España había sufrido la invasión francesa, de la que lograría desembarazarse en 1814 al final de la Guerra de la Independencia y que según muchos analistas, fue el principio del fin de Napoleón.
Durante esta ocupación francesa, el gobierno español auspiciado por París quiso reorganizar administrativamente todo el país, y entre otros cambios, quiso imponer una división por provincias muy distinta a la actual.
Tal y como recoge Xataka, el diseño corrió a cargo de José María de Lanz y de Zaldívar, que se inspiró en la división administrativa de Francia. La idea era aprovechar los accidentes naturales e intentar que cada provincia tuviera aproximadamente el mismo tamaño.

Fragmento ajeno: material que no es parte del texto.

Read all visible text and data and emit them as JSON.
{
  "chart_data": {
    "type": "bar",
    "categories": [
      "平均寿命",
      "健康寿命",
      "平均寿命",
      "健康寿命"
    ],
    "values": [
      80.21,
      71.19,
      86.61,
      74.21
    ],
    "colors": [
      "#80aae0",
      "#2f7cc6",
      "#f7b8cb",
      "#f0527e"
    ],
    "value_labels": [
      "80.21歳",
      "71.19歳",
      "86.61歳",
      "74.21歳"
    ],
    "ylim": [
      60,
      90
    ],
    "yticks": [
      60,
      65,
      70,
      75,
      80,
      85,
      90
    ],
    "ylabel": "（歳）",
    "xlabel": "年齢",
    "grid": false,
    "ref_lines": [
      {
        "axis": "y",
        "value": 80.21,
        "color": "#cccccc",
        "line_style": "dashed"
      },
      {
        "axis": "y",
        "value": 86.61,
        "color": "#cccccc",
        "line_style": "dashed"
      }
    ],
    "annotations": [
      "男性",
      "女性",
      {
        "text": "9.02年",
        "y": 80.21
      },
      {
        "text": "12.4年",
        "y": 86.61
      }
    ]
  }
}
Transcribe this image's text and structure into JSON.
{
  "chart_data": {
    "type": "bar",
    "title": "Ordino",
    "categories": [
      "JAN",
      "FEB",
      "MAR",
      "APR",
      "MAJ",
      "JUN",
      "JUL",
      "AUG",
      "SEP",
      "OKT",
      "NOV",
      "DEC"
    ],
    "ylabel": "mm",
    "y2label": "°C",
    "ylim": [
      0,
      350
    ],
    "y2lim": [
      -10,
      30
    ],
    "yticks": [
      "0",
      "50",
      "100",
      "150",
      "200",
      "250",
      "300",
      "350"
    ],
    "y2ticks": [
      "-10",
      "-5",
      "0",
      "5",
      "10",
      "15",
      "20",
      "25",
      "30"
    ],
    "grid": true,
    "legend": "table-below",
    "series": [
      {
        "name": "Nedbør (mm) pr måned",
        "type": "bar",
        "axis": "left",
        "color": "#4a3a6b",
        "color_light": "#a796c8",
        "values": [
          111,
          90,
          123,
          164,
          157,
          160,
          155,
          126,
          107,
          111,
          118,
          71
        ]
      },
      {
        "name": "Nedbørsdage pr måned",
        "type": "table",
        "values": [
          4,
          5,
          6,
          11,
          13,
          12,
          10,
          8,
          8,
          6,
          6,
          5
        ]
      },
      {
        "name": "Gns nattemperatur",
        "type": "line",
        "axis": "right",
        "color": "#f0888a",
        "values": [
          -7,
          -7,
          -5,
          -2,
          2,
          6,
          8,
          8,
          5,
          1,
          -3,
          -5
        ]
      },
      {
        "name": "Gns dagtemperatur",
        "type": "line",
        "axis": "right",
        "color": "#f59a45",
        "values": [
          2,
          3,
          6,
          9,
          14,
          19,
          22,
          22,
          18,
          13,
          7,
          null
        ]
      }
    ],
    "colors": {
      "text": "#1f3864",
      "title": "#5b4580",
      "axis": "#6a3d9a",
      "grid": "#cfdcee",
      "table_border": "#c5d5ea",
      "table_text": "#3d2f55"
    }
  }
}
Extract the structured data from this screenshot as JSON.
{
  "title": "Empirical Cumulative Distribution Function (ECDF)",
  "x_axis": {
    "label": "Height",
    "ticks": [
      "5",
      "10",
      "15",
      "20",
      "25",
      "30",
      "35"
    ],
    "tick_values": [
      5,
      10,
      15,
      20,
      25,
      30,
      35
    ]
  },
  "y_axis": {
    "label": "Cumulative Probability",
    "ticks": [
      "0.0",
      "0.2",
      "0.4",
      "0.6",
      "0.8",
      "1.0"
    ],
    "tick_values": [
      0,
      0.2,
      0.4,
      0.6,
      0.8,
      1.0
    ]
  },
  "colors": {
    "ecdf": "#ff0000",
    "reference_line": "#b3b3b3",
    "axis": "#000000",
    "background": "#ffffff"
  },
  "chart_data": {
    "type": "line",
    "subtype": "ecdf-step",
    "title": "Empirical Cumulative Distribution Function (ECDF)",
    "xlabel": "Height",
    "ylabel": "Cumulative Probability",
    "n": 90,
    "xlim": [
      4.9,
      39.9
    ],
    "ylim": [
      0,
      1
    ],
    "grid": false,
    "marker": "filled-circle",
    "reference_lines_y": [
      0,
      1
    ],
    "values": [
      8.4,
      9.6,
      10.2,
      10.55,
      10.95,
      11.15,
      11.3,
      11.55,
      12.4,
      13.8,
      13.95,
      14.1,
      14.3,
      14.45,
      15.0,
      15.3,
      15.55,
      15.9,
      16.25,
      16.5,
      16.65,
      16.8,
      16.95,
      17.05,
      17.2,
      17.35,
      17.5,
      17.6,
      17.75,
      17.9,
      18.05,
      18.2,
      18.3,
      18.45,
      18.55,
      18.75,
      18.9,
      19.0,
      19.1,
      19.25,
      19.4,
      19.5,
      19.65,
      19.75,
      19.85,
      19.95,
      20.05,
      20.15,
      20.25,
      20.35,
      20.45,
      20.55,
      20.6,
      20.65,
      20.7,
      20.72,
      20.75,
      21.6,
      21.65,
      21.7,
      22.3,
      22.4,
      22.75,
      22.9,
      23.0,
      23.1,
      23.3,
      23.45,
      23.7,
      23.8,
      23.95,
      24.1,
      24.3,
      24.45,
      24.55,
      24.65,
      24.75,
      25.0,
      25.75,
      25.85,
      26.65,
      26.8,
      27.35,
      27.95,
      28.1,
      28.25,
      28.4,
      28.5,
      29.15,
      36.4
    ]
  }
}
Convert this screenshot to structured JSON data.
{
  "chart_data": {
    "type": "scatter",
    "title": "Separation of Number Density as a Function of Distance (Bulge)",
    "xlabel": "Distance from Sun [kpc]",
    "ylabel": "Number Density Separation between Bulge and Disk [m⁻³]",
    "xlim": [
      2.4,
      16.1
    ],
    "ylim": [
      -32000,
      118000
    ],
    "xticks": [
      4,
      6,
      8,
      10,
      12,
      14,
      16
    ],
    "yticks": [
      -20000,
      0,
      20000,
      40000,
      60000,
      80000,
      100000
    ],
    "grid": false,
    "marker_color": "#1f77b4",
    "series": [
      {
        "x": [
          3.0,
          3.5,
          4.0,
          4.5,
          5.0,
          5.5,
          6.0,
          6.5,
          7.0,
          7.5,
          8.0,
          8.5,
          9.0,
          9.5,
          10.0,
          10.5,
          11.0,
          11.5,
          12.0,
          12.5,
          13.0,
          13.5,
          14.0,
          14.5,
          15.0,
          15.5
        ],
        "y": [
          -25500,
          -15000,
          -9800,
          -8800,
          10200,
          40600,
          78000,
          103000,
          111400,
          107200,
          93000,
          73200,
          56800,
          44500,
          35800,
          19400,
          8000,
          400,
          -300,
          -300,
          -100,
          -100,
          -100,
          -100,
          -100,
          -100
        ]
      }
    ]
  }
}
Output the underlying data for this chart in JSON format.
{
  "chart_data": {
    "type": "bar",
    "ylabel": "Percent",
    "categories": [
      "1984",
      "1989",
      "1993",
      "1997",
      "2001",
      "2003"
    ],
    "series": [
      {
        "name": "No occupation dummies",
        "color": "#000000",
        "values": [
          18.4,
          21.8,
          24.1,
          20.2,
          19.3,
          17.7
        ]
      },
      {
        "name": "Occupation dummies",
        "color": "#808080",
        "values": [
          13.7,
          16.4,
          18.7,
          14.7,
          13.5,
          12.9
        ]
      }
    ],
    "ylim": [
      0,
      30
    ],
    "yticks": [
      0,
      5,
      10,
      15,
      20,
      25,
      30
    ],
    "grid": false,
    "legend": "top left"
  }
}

Lanz acabó con los nombres históricos y quiso que cada provincia llevara el nombre del río o los ríos dominantes. Así, estaban Ebro y Jalón, Guadalquivir Bajo, Duero y Pisuerga, Segura o Miño Alto.
Además, se establecían nuevas capitales no necesariamente tradicionales: localidades como Astorga, La Carolina, Ciudad Rodrigo o Jerez se convertían en capitales de provincia.
El problema es que este método ignoraba realidades históricas y se tomaban decisiones como dividir Zaragoza en dos provincias. Finalmente, el fin de la ocupación francesa acabó con este esquema y en 1833 se adoptaría uno ya muy parecido al actual.